Colouring exact distance graphs of chordal graphs (1703.07008v3)

Abstract: For a graph $G=(V,E)$ and positive integer $p$, the exact distance-$p$ graph $G^{[\natural p]}$ is the graph with vertex set $V$ and with an edge between vertices $x$ and $y$ if and only if $x$ and $y$ have distance $p$. Recently, there has been an effort to obtain bounds on the chromatic number $\chi(G^{[\natural p]})$ of exact distance-$p$ graphs for $G$ from certain classes of graphs.

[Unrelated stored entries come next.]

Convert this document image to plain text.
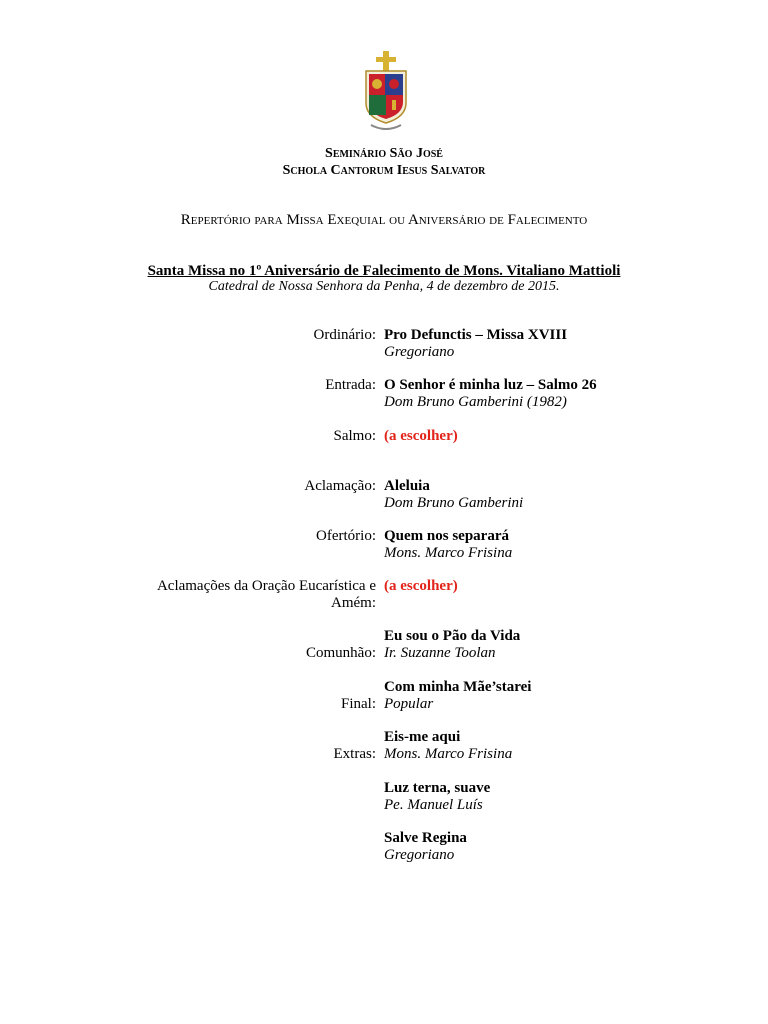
Seminário São José
Schola Cantorum Iesus Salvator
Repertório para Missa Exequial ou Aniversário de Falecimento
Santa Missa no 1º Aniversário de Falecimento de Mons. Vitaliano Mattioli
Catedral de Nossa Senhora da Penha, 4 de dezembro de 2015.
Ordinário: Pro Defunctis – Missa XVIII
Gregoriano
Entrada: O Senhor é minha luz – Salmo 26
Dom Bruno Gamberini (1982)
Salmo: (a escolher)
Aclamação: Aleluia
Dom Bruno Gamberini
Ofertório: Quem nos separará
Mons. Marco Frisina
Aclamações da Oração Eucarística e Amém:
(a escolher)
Comunhão:
Eu sou o Pão da Vida
Ir. Suzanne Toolan
Final:
Com minha Mãe’starei
Popular
Extras:
Eis-me aqui
Mons. Marco Frisina
Luz terna, suave
Pe. Manuel Luís
Salve Regina
Gregoriano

In particular, if a graph $G$ has tree-width $t$, it has been shown that $\chi(G^{[\natural p]}) \in \mathcal{O}(p^{t-1})$ for odd $p$, and $\chi(G^{[\natural p]}) \in \mathcal{O}(p^{t}\Delta(G))$ for even $p$. We show that if $G$ is chordal and has tree-width $t$, then $\chi(G^{[\natural p]}) \in \mathcal{O}(p\, t^2)$ for odd $p$, and $\chi(G^{[\natural p]}) \in \mathcal{O}(p\, t^2 \Delta(G))$ for even $p$. If we could show that for every graph $H$ of tree-width $t$ there is a chordal graph $G$ of tree-width $t$ which contains $H$ as an isometric subgraph (i.e., a distance preserving subgraph), then our results would extend to all graphs of tree-width $t$. While we cannot do this, we show that for every graph $H$ of genus $g$ there is a graph $G$ which is a triangulation of genus $g$ and contains $H$ as an isometric subgraph.